We recently patched two of our AC2K server clusters with W2K3SP2. The
administrator that patched them found that after they were patched, the
clusters were broken. The child nodes could not talk to the controllers
and
vice versa. After he applied the patch and saw that they were broken, he
rolled the SP back and just applied the relevant patches. Alas, the
damage
was done. The clusters have not been the same since.
I have not been able to get the controllers to talk to the child nodes
successfully since. On one cluster, we reinstalled AC2K with some success
but it's still throwing Sync errors. On the other cluster, the child node
was hopeless trashed and he attempted a restore only to find the restore
points on the server were not successfully backed up so we wound up
rebuilding that server. That server is also throwing sync errors.
Both clusters had 1 server each that appeared to successfully patch.
So now we have 2 AC2K clusters that are broken. Neither cluster is
successfully able to fully synchronize and to boot, the application
monitors
on both clusters are showing no activity for any counter selected.
It appears to be a security issue but I can't see where. We applied
hotfixqfe891330 to each server but that did not help. Certificates were a
problem but I managed to work through that issue.
There is not enough information on the web to work this problem.
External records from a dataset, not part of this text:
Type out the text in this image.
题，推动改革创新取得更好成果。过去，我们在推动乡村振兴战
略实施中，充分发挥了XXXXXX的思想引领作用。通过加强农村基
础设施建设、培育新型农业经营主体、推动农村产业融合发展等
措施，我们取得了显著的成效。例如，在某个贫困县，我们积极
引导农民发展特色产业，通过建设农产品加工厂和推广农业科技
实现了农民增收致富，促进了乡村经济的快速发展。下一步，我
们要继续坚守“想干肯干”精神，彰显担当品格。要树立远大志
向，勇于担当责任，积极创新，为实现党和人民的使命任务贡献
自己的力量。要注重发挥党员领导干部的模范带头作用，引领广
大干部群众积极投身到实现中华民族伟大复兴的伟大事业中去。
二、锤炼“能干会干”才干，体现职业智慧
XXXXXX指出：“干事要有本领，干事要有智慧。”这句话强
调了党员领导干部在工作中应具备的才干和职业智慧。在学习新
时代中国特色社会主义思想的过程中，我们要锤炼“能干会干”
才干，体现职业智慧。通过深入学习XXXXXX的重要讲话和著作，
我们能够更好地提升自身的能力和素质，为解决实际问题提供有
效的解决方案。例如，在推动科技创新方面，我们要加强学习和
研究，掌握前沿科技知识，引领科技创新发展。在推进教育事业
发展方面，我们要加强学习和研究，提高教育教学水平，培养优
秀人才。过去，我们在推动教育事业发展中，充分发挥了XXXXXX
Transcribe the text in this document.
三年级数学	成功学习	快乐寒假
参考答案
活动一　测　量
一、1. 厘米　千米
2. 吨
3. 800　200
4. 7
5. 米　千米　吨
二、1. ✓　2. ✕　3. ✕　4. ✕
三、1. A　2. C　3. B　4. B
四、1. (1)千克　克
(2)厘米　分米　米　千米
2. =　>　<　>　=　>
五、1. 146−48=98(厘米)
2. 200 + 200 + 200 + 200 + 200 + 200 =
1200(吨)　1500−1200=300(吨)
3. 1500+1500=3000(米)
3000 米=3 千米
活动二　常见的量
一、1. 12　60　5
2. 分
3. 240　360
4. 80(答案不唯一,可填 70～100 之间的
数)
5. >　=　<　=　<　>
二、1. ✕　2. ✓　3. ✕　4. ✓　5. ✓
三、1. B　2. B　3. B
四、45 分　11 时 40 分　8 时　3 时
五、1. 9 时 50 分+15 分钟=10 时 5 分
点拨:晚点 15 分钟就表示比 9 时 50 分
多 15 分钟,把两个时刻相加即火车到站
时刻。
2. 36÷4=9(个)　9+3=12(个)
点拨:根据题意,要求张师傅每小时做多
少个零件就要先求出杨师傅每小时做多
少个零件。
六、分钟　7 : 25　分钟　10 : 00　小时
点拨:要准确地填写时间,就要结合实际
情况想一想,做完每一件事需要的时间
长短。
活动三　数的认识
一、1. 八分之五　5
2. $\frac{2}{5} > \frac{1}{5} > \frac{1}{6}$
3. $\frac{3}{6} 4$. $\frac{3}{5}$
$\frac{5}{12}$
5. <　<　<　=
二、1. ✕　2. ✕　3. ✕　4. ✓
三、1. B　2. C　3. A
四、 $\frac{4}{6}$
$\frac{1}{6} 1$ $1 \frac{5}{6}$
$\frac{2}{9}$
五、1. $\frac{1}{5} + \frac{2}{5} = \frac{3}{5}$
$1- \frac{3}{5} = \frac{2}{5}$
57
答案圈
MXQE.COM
I will
probably open a call on this but past experience with calling MS for AC2K
has
yielded the static answers of either re-install or rebuild. If I have to
rebuild, I will not be installing AC2K but rather revert back to pre-AC2K
days of Robocopy and a lot of manual management. At least that's
reliable.
The answer of MS to use SMS and MOM is no better for us than doing it
manually since we deploy mainly fixes and updates to sites which do not
warrant creation of packages and there is no good replacement for the AC2K
interface.
Sorry for the venting but I've been bludgeoned too many times by AC2K in
the
past 4 years to put up with it much longer. It's as fragile as an egg and
we're constantly fearful of patching. I could copy the errors we're
getting
but this post would go on for several hundred lines.
If anyone out there has experience a catastrophic failure similar to this
after applying W2K3 SP2 to their clusters and managed to resolve it
without a
rebuild, I'd surely like to hear from you.


|